BAGARAN, Armenia – Sos Vardevanyan’s garden is flourishing. He likes to sit under the trees’ shadow, to have a rest and to follow the life in the Turkish village which is some 100 metres away from his own place. The Armenian village Bagaran and the Turkish village are separated by barbed wire.
“If I have a guest we come and sit in this garden. It is interesting for my guests to see a Turkish village so close, while for me it is already very common place”, said Sos Vardevanyan.
50-year-old Sos Vardevanyan was born and has lived in this village his whole life. The village next to the Armenian-Turkish border is in the Armavir region. Sos Vardevanyan’s house is the one which is the closest to the border.
“One day my daughter went a bit far from the garden. I started to get worried and called, “Hasmik, Hasmik don’t go far”. The next day a Turkish guy was standing next to the border and calling, “Hasmik, Hasmik”, said Paycar Sahakyan, Sos Vardevanyan’s wife.
The villagers can watch only the Public channel as the TVs can’t receive the programmes of other TV stations, while people can watch the Turkish channels without a satellite. “My daughter watched cartoons on Turkish TV stations and in this way learned Turkish”, said Paycar Sahakyan.
There is no connection with the Turkish people and more over, Sos Vardevanyan is against opening the Armenian-Turkish border. “We haven’t forgotten the Genocide. If the border opens, the village will lose its peace”, he said.
There is a new minaret on the other side of the border. The sound of the minaret bells during the praying time is heard in the Armenian village.

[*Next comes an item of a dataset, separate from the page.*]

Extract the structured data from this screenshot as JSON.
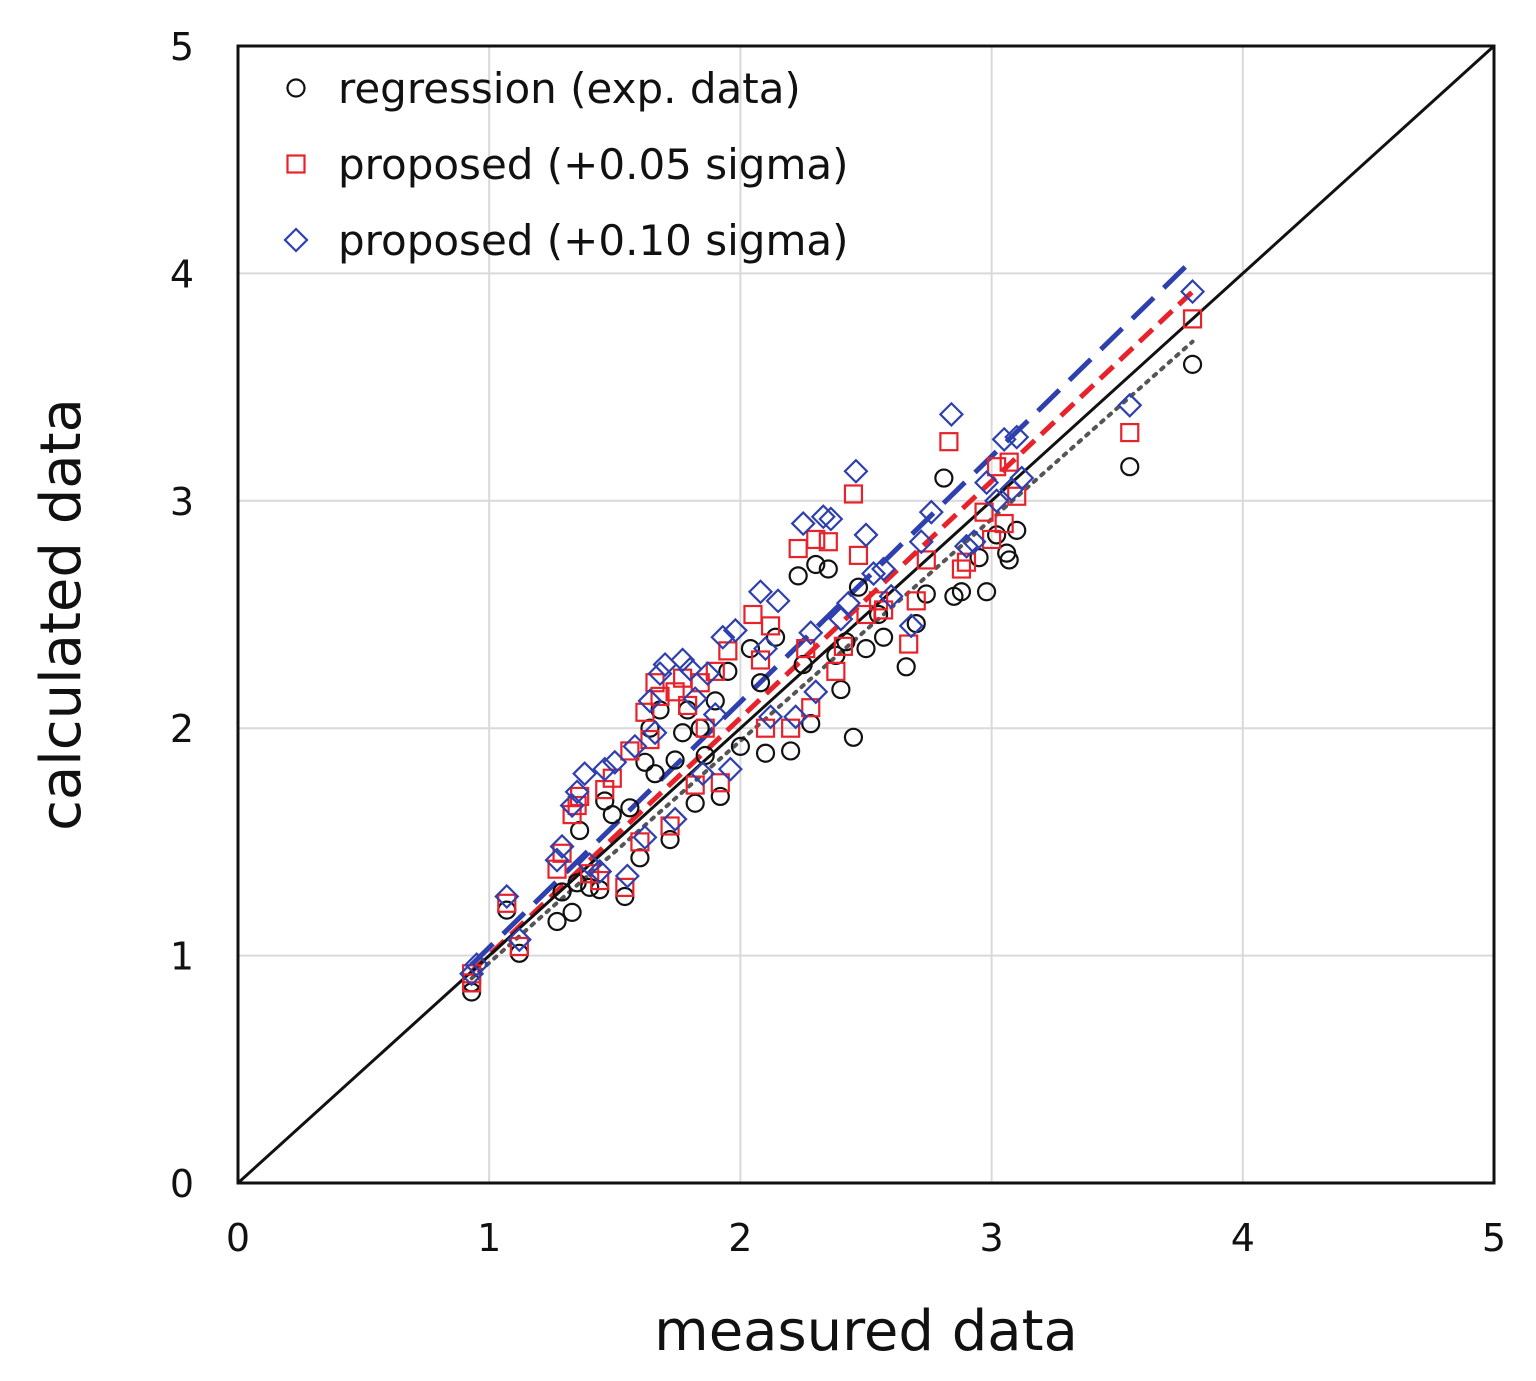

You can see the road and the cars from Sos Vardevanyan’s garden. “There is a green building on the hill. They built it recently. Maybe it is a tea house. The cars stop in front of that building very often. Turkish villagers keep bees and work in the field,” said Sos Vardevanyan.
The border is kept by Armenian and Russian soldiers. Each year a meeting is held between villagers and border keepers at the begining of the field work period. The question which is being discussed is always present and never solved. There are fields and gardens of 2000 hectares between the two countries. This area is called the neutral zone. In order to get there and work in their own fields and garden, the villagers need to get permission and to show it to border keepers each time when they enter or go out from their lands. There are exact times for entering and going out. You can’t enter there before sunrise or stay there after sunset. It happens often that the villagers have to stand in queue in order to get into their lands. “It is complicated for the villagers to enter their lands. The border keepers check the permission and only after that do they let them go there. The villagers ask that the process be made easy”, said Gevorg Margaryan, the head of the village.
The border keepers have only one answer for the villagers. It is necessary for security to keep this kind of control. The problem has been unsolved for years and the villagers always have to keep their passports and permissions on them.
74-year-old Volodya Piloyan shows the passport and permission. The documents are always in his pocket, even if he doesn’t go to the field. The villagers work in the field under the control of border keeper, and it is an ordinary situation for them.
The villagers complain that young people don’t want to stay in the village. “There are no jobs; the income from the field is not enough to live on. There is only one bus a day to Armavir, the main city of the region. What are young people to do?” said 52-year-old Kostya Petrosyan.
The villagers can go on endlessly about the problems of the village. The price of the irrigation water was raised and there is only one spring in the whole village for the water to drink.
There is no church in the village; young people need to go to the regional centre or Yerevan to get married in a church. There are 8-9 weddings and 8-10 births a year. There are 10 students in the first grade of the school and 90 students in the whole school.